The Pope, in a letter to Fra’ Ludwig Hoffmann von Rumerstein, lieutenant ad interim of the order, said members of the order could better dedicate themselves to their “noble and proven mission” by “putting aside personal interests and dangerous ambitions”.
“The witness of an authentic Christian life makes accompanying the sick more accepted and effective, and charity towards the poor and vulnerable people of society more fraternal,” the Pope wrote. The Knights have 13,500 members, as well as 80,000 volunteers and 25,000 medical professionals providing aid in 120 countries.

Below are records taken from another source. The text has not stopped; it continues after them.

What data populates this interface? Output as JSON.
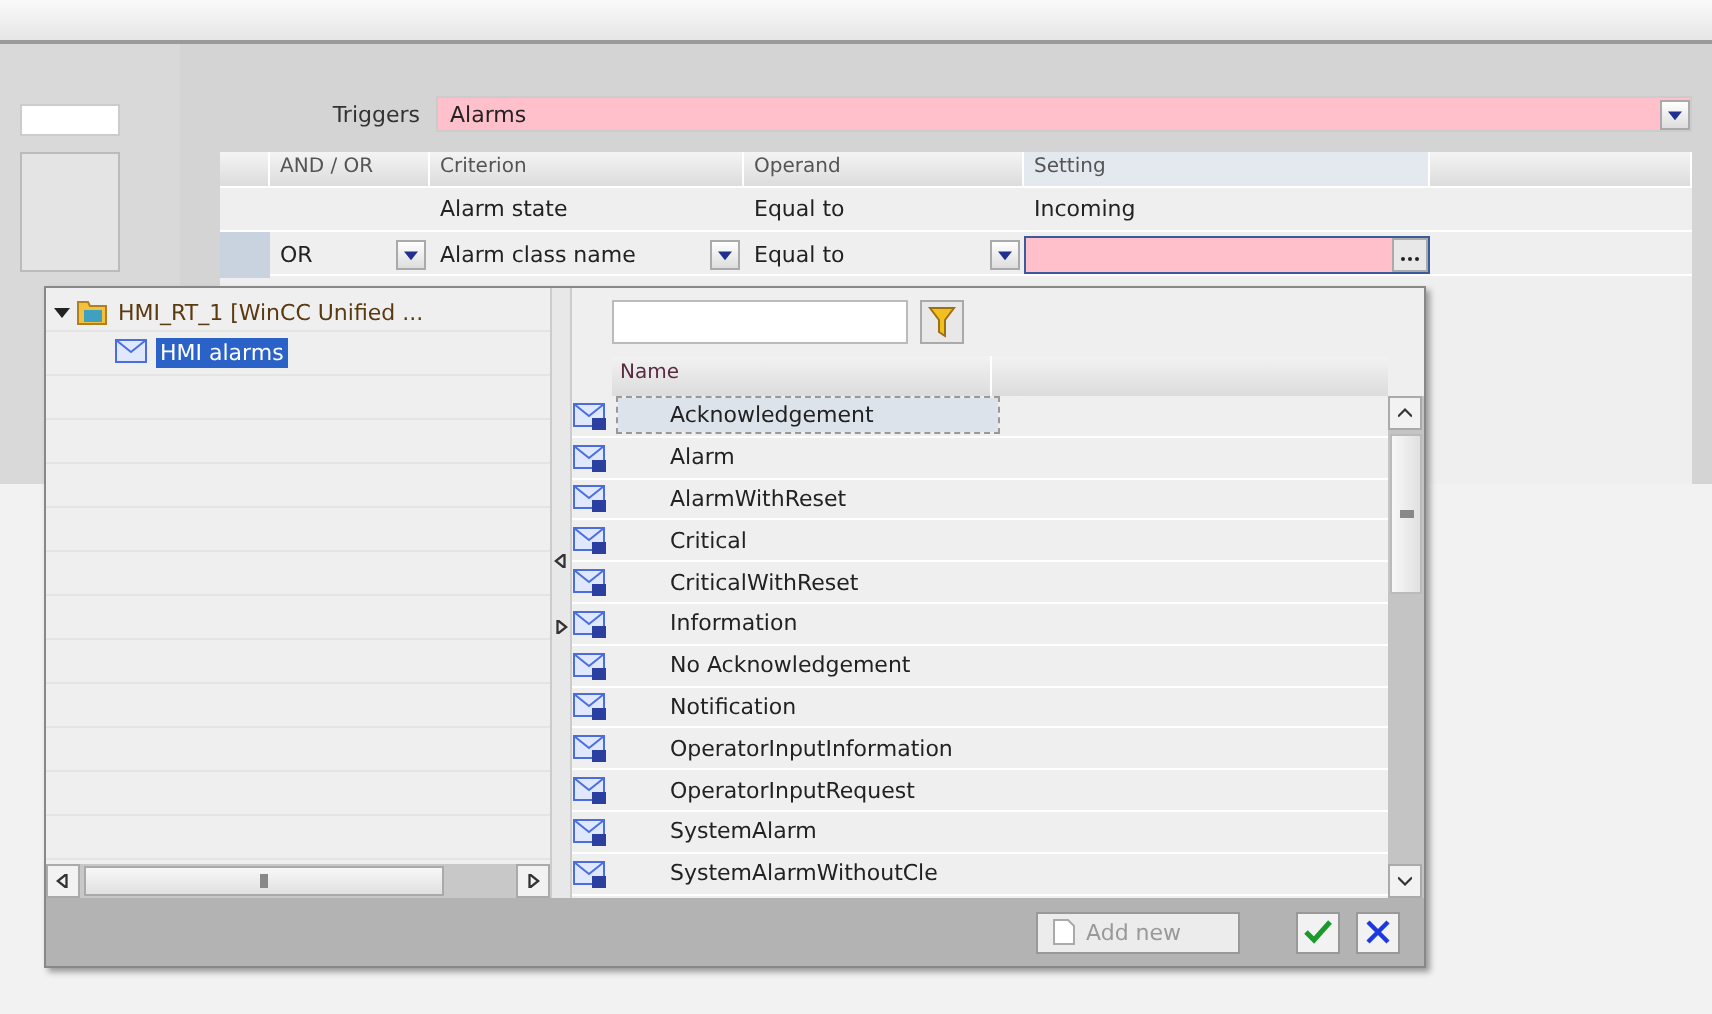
{
  "triggers": {
    "label": "Triggers",
    "value": "Alarms"
  },
  "grid": {
    "columns": [
      "AND / OR",
      "Criterion",
      "Operand",
      "Setting"
    ],
    "rows": [
      {
        "and_or": "",
        "criterion": "Alarm state",
        "operand": "Equal to",
        "setting": "Incoming",
        "editable": false
      },
      {
        "and_or": "OR",
        "criterion": "Alarm class name",
        "operand": "Equal to",
        "setting": "",
        "editable": true
      }
    ]
  },
  "picker": {
    "tree": [
      {
        "label": "HMI_RT_1 [WinCC Unified ...",
        "expanded": true,
        "selected": false,
        "children": [
          {
            "label": "HMI alarms",
            "selected": true
          }
        ]
      }
    ],
    "list_header": "Name",
    "items": [
      {
        "label": "Acknowledgement",
        "selected": true
      },
      {
        "label": "Alarm",
        "selected": false
      },
      {
        "label": "AlarmWithReset",
        "selected": false
      },
      {
        "label": "Critical",
        "selected": false
      },
      {
        "label": "CriticalWithReset",
        "selected": false
      },
      {
        "label": "Information",
        "selected": false
      },
      {
        "label": "No Acknowledgement",
        "selected": false
      },
      {
        "label": "Notification",
        "selected": false
      },
      {
        "label": "OperatorInputInformation",
        "selected": false
      },
      {
        "label": "OperatorInputRequest",
        "selected": false
      },
      {
        "label": "SystemAlarm",
        "selected": false
      },
      {
        "label": "SystemAlarmWithoutCle",
        "selected": false
      }
    ],
    "add_button": {
      "label": "Add new",
      "disabled": true
    }
  }
}
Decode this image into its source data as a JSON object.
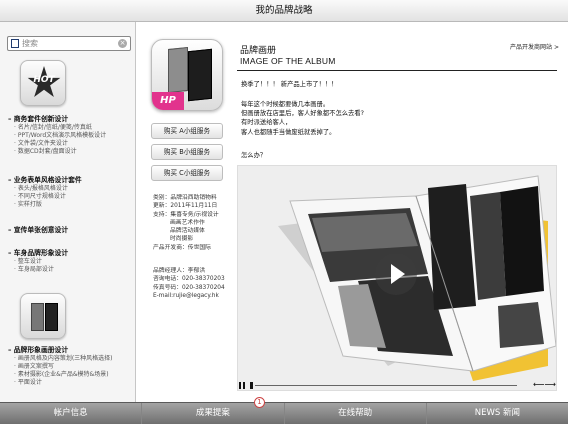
{
  "window": {
    "title": "我的品牌战略"
  },
  "search": {
    "placeholder": "搜索"
  },
  "sidebar": {
    "hot_label": "HOT",
    "sections": [
      {
        "title": "商务套件创新设计",
        "items": [
          "名片/信封/信纸/便笺/传真纸",
          "PPT/Word文档演示风格模板设计",
          "文件袋/文件夹设计",
          "数据CD封套/盘面设计"
        ]
      },
      {
        "title": "业务表单风格设计套件",
        "items": [
          "表头/报格风格设计",
          "不同尺寸规格设计",
          "实样打版"
        ]
      },
      {
        "title": "宣传单张创意设计",
        "items": []
      },
      {
        "title": "车身品牌形象设计",
        "items": [
          "整车设计",
          "车身局部设计"
        ]
      },
      {
        "title": "品牌形象画册设计",
        "items": [
          "画册风格及内容策划(三种风格选择)",
          "画册文案撰写",
          "素材摄影(企业&产品&模特&场景)",
          "平面设计"
        ]
      }
    ]
  },
  "product": {
    "badge": "HP",
    "buy_buttons": [
      "购买 A小组服务",
      "购买 B小组服务",
      "购买 C小组服务"
    ],
    "info_lines": [
      "类别：品牌沿西助销物料",
      "更新：2011年11月11日",
      "支持：集喜专务/示视设计",
      "画画艺术作作",
      "品牌活动媒体",
      "时尚摄影",
      "产品开发商：传世国际"
    ],
    "contact_lines": [
      "品牌经理人：李郁洪",
      "咨询电话：020-38370203",
      "传真号码：020-38370204",
      "E-mail:rujie@legacy.hk"
    ]
  },
  "content": {
    "title_cn": "品牌画册",
    "title_en": "IMAGE OF THE ALBUM",
    "catalog_link": "产品开发商网站",
    "paragraphs": [
      "换季了！！！ 新产品上市了！！！",
      "每年这个时候都要做几本画册。",
      "但画册放在店里后，客人好象都不怎么去看?",
      "有时派送给客人，",
      "客人也都随手当做废纸就丢掉了。",
      "怎么办？"
    ]
  },
  "tabbar": {
    "tabs": [
      "帐户信息",
      "成果提案",
      "在线帮助",
      "NEWS 新闻"
    ],
    "badge_count": "1"
  },
  "colors": {
    "accent_pink": "#e2338d",
    "book_yellow": "#f1c233",
    "tab_gray": "#8a8a8a"
  }
}
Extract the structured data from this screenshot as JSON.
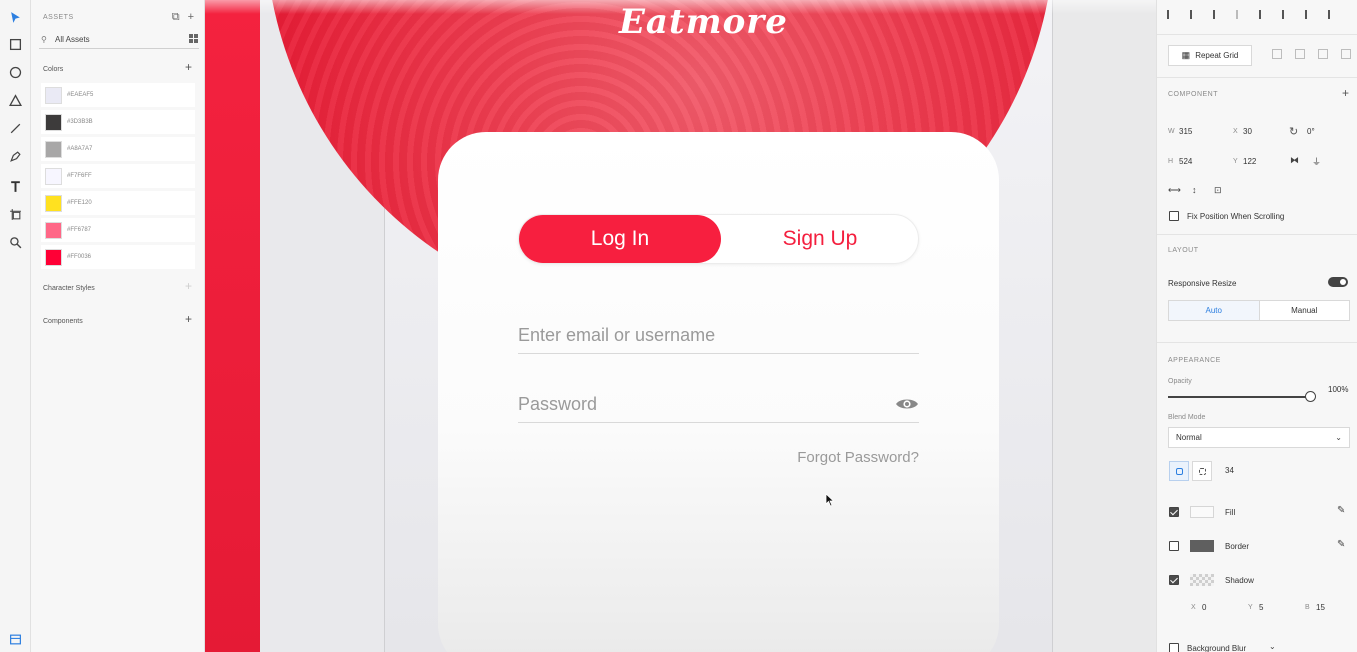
{
  "tools": [
    {
      "name": "select-icon"
    },
    {
      "name": "rectangle-icon"
    },
    {
      "name": "ellipse-icon"
    },
    {
      "name": "polygon-icon"
    },
    {
      "name": "line-icon"
    },
    {
      "name": "pen-icon"
    },
    {
      "name": "text-icon"
    },
    {
      "name": "artboard-icon"
    },
    {
      "name": "zoom-icon"
    }
  ],
  "assets": {
    "header": "ASSETS",
    "filter": "All Assets",
    "colors_label": "Colors",
    "colors": [
      {
        "hex": "#EAEAF5",
        "color": "#EAEAF5"
      },
      {
        "hex": "#3D3B3B",
        "color": "#3D3B3B"
      },
      {
        "hex": "#A8A7A7",
        "color": "#A8A7A7"
      },
      {
        "hex": "#F7F6FF",
        "color": "#F7F6FF"
      },
      {
        "hex": "#FFE120",
        "color": "#FFE120"
      },
      {
        "hex": "#FF6787",
        "color": "#FF6787"
      },
      {
        "hex": "#FF0036",
        "color": "#FF0036"
      }
    ],
    "character_styles_label": "Character Styles",
    "components_label": "Components"
  },
  "canvas": {
    "logo": "Eatmore",
    "login_tab": "Log In",
    "signup_tab": "Sign Up",
    "email_placeholder": "Enter email or username",
    "password_placeholder": "Password",
    "forgot": "Forgot Password?",
    "accent": "#F71F3F"
  },
  "props": {
    "repeat_grid": "Repeat Grid",
    "component_label": "COMPONENT",
    "w_label": "W",
    "w": "315",
    "x_label": "X",
    "x": "30",
    "h_label": "H",
    "h": "524",
    "y_label": "Y",
    "y": "122",
    "rotation": "0°",
    "fix_position": "Fix Position When Scrolling",
    "layout_label": "LAYOUT",
    "responsive_resize": "Responsive Resize",
    "auto": "Auto",
    "manual": "Manual",
    "appearance_label": "APPEARANCE",
    "opacity_label": "Opacity",
    "opacity": "100%",
    "blend_label": "Blend Mode",
    "blend": "Normal",
    "radius": "34",
    "fill": "Fill",
    "border": "Border",
    "shadow": "Shadow",
    "shadow_x_label": "X",
    "shadow_x": "0",
    "shadow_y_label": "Y",
    "shadow_y": "5",
    "shadow_b_label": "B",
    "shadow_b": "15",
    "background_blur": "Background Blur"
  }
}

Fra’ Matthew Festing offered his resignation at the behest of the Pope, who had established a commission to investigate his removal of the order’s grand chancellor. Fra’ Festing refused to cooperate with the investigation and insisted the move was a sovereign act outside Vatican jurisdiction.
Pope Francis said he would appoint a special delegate who, in collaboration with Fra’ von Rumerstein, would “specifically take care of the spiritual and moral renewal of the order”, especially the 50 or so members who have taken religious vows.
The Pope’s letter did not clarify how the delegate’s responsibilities would intersect with those of the patron of the order, Cardinal Raymond Burke, whose role is to promote its “spiritual interests” and its relationship with the Holy See.